DOMPET KEMANUSIAAN PALU/DONGGALA, Dana Terkumpul RP 47.877.961.729 (23 OKT 2018) Salurkan Donasi Anda: (BCA - 309.500.6005) (Mandiri - 117.0000.99.77.00) (BRI - 0398.01.0000.53.303) A/n Yayasan Media Group

Piala Dunia 1970: Piala Dunia Meksiko Milik Pele!

Rizki Yanuardi - 12 Juni 2018 16:59 wib
Skuat Brasil di Piala Dunia 1970 (Istimewa)
Skuat Brasil di Piala Dunia 1970 (Istimewa)
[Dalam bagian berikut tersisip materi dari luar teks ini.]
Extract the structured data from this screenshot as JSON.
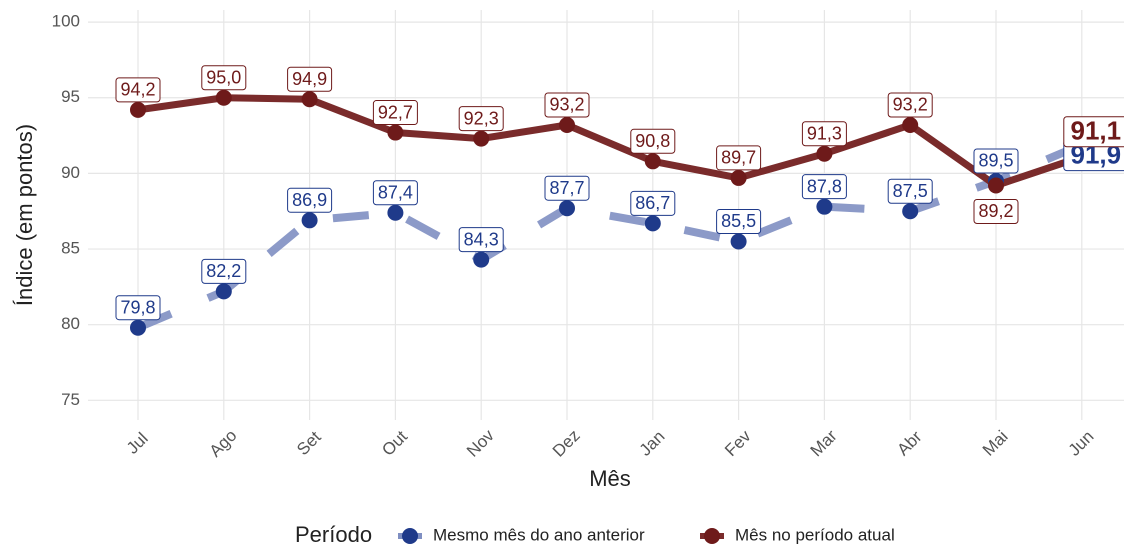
{
  "chart_data": {
    "type": "line",
    "x_label": "Mês",
    "y_label": "Índice (em pontos)",
    "legend_title": "Período",
    "categories": [
      "Jul",
      "Ago",
      "Set",
      "Out",
      "Nov",
      "Dez",
      "Jan",
      "Fev",
      "Mar",
      "Abr",
      "Mai",
      "Jun"
    ],
    "series": [
      {
        "name": "Mesmo mês do ano anterior",
        "color": "#1f3a8a",
        "line_color": "#7f8fc2",
        "dashed": true,
        "values": [
          79.8,
          82.2,
          86.9,
          87.4,
          84.3,
          87.7,
          86.7,
          85.5,
          87.8,
          87.5,
          89.5,
          91.9
        ],
        "value_labels": [
          "79,8",
          "82,2",
          "86,9",
          "87,4",
          "84,3",
          "87,7",
          "86,7",
          "85,5",
          "87,8",
          "87,5",
          "89,5",
          "91,9"
        ]
      },
      {
        "name": "Mês no período atual",
        "color": "#6e1a1a",
        "line_color": "#7a2b2b",
        "dashed": false,
        "values": [
          94.2,
          95.0,
          94.9,
          92.7,
          92.3,
          93.2,
          90.8,
          89.7,
          91.3,
          93.2,
          89.2,
          91.1
        ],
        "value_labels": [
          "94,2",
          "95,0",
          "94,9",
          "92,7",
          "92,3",
          "93,2",
          "90,8",
          "89,7",
          "91,3",
          "93,2",
          "89,2",
          "91,1"
        ]
      }
    ],
    "ylim": [
      73.7,
      100.8
    ],
    "yticks": [
      75,
      80,
      85,
      90,
      95,
      100
    ],
    "grid": true,
    "legend": "bottom"
  }
}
Piala Dunia 1970 juga untuk pertama kalinya digelar di negara kawasan Amerika Utara atau di bawah konfederasi Concacaf. Maklum, sebelumnya piala dunia selalu digelar di negara Amerika Latin (Conmebol) atau Eropa (UEFA) saja. Kedua konfederasi itu bahkan bergiliran menjadi tuan rumah sejak turnamen pertama kali digelar pada 1930.

Kali pertama juga, pergantian pemain dilakukan di Piala Dunia 1970 Meksiko yang diikuti 16 negara itu. Saat itu baru dibatasi pergantian untuk dua pemain saja. Pun begitu dengan penggunaan kartu kuning dan merah manakala terjadi pelanggaran. Bisa dikatakan, Piala Dunia 1970 yang dihelat di lima kota di Meksiko lebih 'beradab' dibandingkan gelaran sebelumnya. 

Ya, sepak bola semakin menghibur dengan tidak banyaknya pemain bintang yang cedera. Flashback ke turnamen sebelumnya di Inggris pada 1966, bintang Brasil Pele kerap menjadi santapan pelanggaran sejumlah pemain. Bahkan, Pele ketika itu sempat berujar tidak akan mau lagi main di Piala Dunia.

Kembali ke turnamen. Sejumlah negara yang pada gelaran sebelumnya di Inggris tampil menjanjikan, kali ini tidak lolos. Sebut saja Argentina, Hungaria, Spanyol dan Portugal tidak lolos ke Piala Dunia 1970 Meksiko. Banyak torehan hebat di Piala Dunia kali ini.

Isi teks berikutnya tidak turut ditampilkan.